Introduce various indexing techniques for textual information items, such as inverted indices, tokenization, stemming and stop words. Techniques used for text compression, such as the Lempel-ziv algorithm and Huffman Coding will be covered.

Retrieval Methods

Study popular retrieval models: 1 Boolean, 2. Vector space, 3. Binary independence, 4. Language modelling. Probability ranking principle. Other commonly-used techniques such as relevance feedback, pseudo relevance feedback, and query expansion will also be covered.

Measurements

Online and offline Evaluation technqiues to evaluate retrieval quality. Commonly used evaluation metrics such as average precision, NDCG, etc. "Cranfield Paradigm" and TREC conferences, as well as some recently popular techniques such as interleaving will be discussed.

Data Mining

Study basic techniques, algorithms, and systems of data mining and analytics, including frequentpattern and correlation and association analysis, basic machine learning algorithms such as linear regression and logistic regression. Discussion on basic personalisation and usage mining techniques.

Emerging Areas

Study new emerging areas such as learning to rank, deep learning, word embeddings and topic modelling.
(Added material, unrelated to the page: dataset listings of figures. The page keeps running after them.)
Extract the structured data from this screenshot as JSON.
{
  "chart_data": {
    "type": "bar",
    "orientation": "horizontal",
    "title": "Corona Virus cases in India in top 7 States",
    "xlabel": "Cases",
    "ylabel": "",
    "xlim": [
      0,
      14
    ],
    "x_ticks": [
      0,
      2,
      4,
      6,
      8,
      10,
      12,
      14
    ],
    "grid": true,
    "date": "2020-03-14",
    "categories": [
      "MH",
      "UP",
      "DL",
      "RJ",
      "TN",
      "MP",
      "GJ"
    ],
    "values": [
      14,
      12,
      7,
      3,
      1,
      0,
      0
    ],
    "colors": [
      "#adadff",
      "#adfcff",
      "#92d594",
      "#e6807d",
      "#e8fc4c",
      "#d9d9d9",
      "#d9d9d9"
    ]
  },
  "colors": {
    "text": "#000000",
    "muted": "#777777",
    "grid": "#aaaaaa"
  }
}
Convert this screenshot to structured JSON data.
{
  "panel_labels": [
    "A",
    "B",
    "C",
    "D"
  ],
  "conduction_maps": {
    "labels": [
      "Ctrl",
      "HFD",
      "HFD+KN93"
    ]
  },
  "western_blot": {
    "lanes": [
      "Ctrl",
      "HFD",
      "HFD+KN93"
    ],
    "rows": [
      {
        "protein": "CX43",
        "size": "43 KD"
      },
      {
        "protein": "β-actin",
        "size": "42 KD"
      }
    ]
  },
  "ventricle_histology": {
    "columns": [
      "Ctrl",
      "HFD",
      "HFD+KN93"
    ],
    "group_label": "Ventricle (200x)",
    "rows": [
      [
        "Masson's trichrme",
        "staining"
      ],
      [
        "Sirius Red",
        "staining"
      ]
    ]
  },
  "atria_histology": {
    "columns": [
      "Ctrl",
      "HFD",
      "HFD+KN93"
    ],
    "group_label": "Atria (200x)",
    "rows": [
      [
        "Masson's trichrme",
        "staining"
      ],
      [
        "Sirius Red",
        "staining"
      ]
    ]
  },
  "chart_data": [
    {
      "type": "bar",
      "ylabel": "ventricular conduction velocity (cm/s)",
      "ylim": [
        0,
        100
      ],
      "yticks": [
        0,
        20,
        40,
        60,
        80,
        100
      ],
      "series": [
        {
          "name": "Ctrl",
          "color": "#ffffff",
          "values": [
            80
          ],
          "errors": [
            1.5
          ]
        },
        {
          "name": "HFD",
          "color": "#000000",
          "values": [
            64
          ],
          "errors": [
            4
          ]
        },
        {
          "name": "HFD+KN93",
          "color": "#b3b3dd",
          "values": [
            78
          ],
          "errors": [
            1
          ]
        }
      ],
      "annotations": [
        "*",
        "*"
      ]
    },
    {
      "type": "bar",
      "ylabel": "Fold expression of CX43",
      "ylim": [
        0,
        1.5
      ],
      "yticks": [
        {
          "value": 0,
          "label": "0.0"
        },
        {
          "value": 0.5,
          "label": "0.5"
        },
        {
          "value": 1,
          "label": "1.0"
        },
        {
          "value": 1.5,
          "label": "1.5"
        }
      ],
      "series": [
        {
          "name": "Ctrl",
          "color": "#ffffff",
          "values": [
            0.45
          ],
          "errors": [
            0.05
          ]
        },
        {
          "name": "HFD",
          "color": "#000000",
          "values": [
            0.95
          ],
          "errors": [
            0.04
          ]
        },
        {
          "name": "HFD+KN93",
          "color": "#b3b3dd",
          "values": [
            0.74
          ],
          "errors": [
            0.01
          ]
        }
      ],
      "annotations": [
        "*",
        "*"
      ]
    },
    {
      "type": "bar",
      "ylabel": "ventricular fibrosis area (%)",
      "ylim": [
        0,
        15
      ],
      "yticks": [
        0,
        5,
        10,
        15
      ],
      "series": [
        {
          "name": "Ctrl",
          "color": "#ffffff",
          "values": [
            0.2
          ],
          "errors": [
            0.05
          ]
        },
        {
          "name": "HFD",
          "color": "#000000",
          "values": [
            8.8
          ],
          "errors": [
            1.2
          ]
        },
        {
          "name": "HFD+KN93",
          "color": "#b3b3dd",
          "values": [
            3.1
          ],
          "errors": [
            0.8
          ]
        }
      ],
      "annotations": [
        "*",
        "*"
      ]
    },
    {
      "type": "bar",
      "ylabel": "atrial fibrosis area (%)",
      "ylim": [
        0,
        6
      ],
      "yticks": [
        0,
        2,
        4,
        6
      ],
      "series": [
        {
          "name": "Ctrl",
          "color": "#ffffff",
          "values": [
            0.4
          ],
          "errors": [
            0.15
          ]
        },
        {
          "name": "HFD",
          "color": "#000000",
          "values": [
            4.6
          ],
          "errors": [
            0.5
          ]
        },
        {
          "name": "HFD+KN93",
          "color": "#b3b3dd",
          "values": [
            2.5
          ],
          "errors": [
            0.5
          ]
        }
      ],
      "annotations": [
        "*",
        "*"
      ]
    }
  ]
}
An indicative reading list is available via http://readinglists.ucl.ac.uk/departments/comps_eng.html.

Delivery

The module is delivered through a combination of lectures, practical exercises, and self-directed learning.

Delivery

The module is delivered through a combination of lectures, tutorials, seminars, and project work.

Assessment

This module delivery is assessed as below:

#

Title

Weight (%)

Notes

1

Report (5 pages)

50

 

2

Coursework 1

50

 

In order to pass this module delivery, students must:

  • achieve an overall weighted module mark of at least 50%; and
  • achieve a mark of at least 40% in any components of assessment weighed ≥ 30% of the module.

Where a component comprises multiple assessments, the minimum mark applies to the overall component.